Mr Hanna’s whole legal career – “from office boy to Senior Stipendiary Magistrate” was spent in the Wellington region, Wellington District Law Society President Charles Hain told a special sitting of the Magistrates’ Court.
“He was forthright and straightforward. The courage that no doubt marked him as an infantry officer was also reflected in his work as counsel in Court, and one has memories of some of his appearances as a fine example of a barrister’s duty to stand up for his client. Later he valued the same quality in young men appearing before him, and in his judicial work, if he thought a certain course was justified, he was always prepared to follow it.

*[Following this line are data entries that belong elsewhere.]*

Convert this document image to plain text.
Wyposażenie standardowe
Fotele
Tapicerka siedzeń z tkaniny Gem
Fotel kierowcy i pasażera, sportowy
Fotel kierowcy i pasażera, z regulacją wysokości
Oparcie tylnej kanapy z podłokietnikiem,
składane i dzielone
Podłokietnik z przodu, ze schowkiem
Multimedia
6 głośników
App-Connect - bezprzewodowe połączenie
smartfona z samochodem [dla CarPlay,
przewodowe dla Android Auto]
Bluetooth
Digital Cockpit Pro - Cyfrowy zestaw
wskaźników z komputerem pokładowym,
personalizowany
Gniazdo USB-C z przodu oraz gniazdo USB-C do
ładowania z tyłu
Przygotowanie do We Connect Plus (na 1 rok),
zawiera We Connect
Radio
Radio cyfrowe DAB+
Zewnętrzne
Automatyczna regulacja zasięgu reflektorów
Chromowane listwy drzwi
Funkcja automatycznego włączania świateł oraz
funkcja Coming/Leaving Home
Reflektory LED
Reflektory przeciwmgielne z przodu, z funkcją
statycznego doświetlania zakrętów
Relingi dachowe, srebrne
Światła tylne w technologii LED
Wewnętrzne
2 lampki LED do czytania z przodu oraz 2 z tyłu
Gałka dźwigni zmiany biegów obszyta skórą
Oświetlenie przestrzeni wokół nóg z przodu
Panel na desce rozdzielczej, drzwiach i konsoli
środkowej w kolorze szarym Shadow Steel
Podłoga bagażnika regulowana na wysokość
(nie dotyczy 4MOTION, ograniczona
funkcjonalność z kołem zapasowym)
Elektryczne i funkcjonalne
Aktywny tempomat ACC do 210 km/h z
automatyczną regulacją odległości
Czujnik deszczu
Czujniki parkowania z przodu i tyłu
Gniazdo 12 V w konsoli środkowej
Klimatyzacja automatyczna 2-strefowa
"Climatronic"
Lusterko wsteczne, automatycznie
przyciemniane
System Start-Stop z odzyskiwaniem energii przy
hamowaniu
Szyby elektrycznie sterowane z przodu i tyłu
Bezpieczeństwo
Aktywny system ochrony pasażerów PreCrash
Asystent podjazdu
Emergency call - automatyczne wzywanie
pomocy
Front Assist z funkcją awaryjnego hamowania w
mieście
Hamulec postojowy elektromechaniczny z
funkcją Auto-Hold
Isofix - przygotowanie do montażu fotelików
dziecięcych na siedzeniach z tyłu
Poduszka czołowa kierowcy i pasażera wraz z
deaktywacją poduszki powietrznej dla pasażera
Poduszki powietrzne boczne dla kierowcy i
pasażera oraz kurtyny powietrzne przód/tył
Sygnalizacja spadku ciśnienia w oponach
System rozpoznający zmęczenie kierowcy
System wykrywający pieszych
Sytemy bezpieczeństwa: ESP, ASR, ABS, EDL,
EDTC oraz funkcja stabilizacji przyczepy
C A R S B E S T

“Then there was his dignity and courtesy. The presence and bearing with which he was endowed by nature, enhanced perhaps by his military service, brought a distinctive atmosphere of dignity to his Court which, it always seemed to me, must have done much to promote confidence in the administration of justice in the minds of the public who came before him as parties, witnesses or spectators.
“And finally, with all his forthrightness and dignity, there was an acute and sympathetic understanding of human nature. He had a solid commonsense and insight that took him beyond humbug and mere show to the truth of a situation, and having got to the truth he was always ready to make allowances for human shortcomings. Indeed his good nature was well-known, and many here will recall cases in which he seems to struggle between his duty to the public and his sympathy for the individual.”